University of Buckingham

University of Buckingham

Master of Arts in Dickens Studies by Research

The Master of Arts in Dickens Studies by Research in Language and Culture Studies is offered by University of Buckingham.

Program Length: 1 YEAR.

Master of Arts in Dickens Studies by Research offered by the University of Buckingham at the School of Humanities and Social Sciences

Based in the city that gave Charles Dickens inspiration throughout his writing life, this groundbreaking London research programme offers students unique access not only to world-class scholars and practitioners drawn from the field of Dickens Studies and the media but furthermore to the unique collections of the Charles Dickens Museum.

It is directed by Professor John Drew and Dr Pete Orford, Dickens experts of international reputation, who are also full-time members of the University’s highly regarded Department of English.

The course enables the student to undertake research on a specific topic, agreed with the supervisor, in any area of Dickens Studies: his novels, short fiction, journalism, plays, the public readings, adaptations of his work (cinematic, theatrical) as well as comparative work on translations, writing by precursors, contemporaries, rivals, imitators and inheritors. The research is presented in the form of three ‘Project Preliminaries’: an extended research proposal, an annotated bibliography, and a short research-based case study for which students will be invited to investigate either the archive holdings of the Charles Dickens Museum or the network of Dickens’s collaborators for his journals, as made available by the University’s celebrated project Dickens Journals Online. On successful completion of these three preliminary projects, students will then progress to their dissertation, written under the guidance of the supervisor, of not less than 20,000 words.

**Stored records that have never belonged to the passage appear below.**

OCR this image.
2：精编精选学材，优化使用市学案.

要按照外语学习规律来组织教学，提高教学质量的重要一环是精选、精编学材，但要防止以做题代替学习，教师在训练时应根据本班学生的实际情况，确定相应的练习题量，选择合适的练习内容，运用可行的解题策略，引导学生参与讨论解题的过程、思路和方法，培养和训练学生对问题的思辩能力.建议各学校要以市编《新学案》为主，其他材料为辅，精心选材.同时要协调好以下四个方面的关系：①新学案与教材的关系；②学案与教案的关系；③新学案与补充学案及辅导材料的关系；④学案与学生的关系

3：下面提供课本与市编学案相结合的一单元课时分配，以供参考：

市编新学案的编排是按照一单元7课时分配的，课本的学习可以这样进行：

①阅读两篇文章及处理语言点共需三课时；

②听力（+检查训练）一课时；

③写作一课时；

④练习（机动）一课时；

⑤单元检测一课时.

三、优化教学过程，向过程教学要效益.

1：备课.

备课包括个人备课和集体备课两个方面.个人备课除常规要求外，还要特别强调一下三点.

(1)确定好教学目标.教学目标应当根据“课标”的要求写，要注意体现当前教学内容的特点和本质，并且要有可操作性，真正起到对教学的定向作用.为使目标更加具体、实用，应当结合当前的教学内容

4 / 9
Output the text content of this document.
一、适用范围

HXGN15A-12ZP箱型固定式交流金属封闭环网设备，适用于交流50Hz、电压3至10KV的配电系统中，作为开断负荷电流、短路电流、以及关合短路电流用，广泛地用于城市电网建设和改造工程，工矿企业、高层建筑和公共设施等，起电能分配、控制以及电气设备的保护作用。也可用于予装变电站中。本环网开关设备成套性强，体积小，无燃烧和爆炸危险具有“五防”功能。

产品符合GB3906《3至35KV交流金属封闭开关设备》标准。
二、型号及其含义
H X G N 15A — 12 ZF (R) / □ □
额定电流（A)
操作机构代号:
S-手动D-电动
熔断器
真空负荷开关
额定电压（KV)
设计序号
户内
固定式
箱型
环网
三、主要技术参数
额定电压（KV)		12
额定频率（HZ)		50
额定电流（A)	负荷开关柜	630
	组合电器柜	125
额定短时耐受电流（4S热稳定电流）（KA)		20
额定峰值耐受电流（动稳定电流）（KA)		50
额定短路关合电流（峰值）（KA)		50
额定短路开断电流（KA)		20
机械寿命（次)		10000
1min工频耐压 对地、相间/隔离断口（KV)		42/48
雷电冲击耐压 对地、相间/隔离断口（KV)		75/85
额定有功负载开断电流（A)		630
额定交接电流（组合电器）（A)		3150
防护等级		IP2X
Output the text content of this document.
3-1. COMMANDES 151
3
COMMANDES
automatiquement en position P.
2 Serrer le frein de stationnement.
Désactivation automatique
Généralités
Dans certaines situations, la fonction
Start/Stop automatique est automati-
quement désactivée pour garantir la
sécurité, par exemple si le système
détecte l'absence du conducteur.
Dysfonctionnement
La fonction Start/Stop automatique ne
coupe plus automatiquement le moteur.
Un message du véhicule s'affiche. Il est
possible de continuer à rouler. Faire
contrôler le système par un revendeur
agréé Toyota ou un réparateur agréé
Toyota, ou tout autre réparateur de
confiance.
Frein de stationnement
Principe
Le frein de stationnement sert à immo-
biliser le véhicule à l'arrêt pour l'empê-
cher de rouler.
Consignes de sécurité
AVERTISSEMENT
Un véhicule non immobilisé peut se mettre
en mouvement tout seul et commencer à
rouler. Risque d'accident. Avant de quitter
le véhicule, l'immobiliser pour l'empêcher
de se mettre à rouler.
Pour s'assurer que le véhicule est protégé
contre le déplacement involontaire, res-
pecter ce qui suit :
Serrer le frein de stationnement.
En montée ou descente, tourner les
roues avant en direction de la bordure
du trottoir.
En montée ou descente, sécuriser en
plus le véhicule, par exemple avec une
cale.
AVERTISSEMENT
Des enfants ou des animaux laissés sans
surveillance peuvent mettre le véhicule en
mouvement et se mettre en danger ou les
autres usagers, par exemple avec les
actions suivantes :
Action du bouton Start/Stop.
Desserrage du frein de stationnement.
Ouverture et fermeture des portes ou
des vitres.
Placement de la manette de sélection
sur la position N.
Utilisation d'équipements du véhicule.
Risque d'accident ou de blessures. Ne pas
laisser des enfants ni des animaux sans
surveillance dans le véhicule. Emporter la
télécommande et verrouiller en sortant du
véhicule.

A central feature of the course will be its series of ten evening seminars with distinguished speakers, held both at the University’s Gower Street premises and in the Board Room of the Charles Dickens Museum, each followed by a dinner and discussion, in private rooms at a nearby restaurant in Bloomsbury.

Previous seminar speakers include:

Professor Michael Slater, MBE. Britain’s foremost Dickensian scholar and biographer; Professor Emeritus of Victorian Literature, Birkbeck College; former editor of The Dickensian.

Miriam Margolyes, OBE. Actress & BAFTA Award Winner. Deviser, co-writer & performer of the international award-winning show, Dickens’ Women.

Judith Flanders. Senior Research Fellow, Humanities Research Institute, University of Buckingham; author of award-winning works of Victorian social history, including The Invention of Murder, The Victorian House, The Victorian City, Everyday Life in Dickens’ London.

Lucinda Hawksley. Critic, broadcaster, great-great-great granddaughter of Charles Dickens, and author of recent books on Dickens’s circle, his artist daughter Katie, and the Pre-Raphaelites.

Dr Tony Williams. President of the international Dickens Fellowship, Associate Editor of The Dickensian, Honorary Senior Research Fellow in the School of Humanities and Social Sciences, University of Buckingham.

The incredibly wide-reaching influence and impact of Dickens as a writer, performer, editor and social reformer in the English-speaking world means that Dickens Studies can, therefore, span an equally wide range of research topics right across nineteenth- and twentieth-century literary and print culture. Themes addressed by the seminars will include:

  • the lights and shadows of Dickensian biography
  • Dickens as a short-story writer
  • Dickens’s reception in the twentieth-century
  • Dickens and the development of detective and thriller fiction
  • Dickens’s influence as an editor and social reformer
  • the cultural importance of adaptations of Dickens’s work
  • the power of Dickens’s language
  • the performative nature of Dickensian characters
  • Dickens in the digital age
The course will begin with three practical seminars about how to choose, research and write an academic dissertation, and how to handle archival materials, held at the University’s London offices, 51 Gower Street, Bloomsbury, London WC1E 6HJ and at the Charles Dickens Museum, 48 Doughty Street.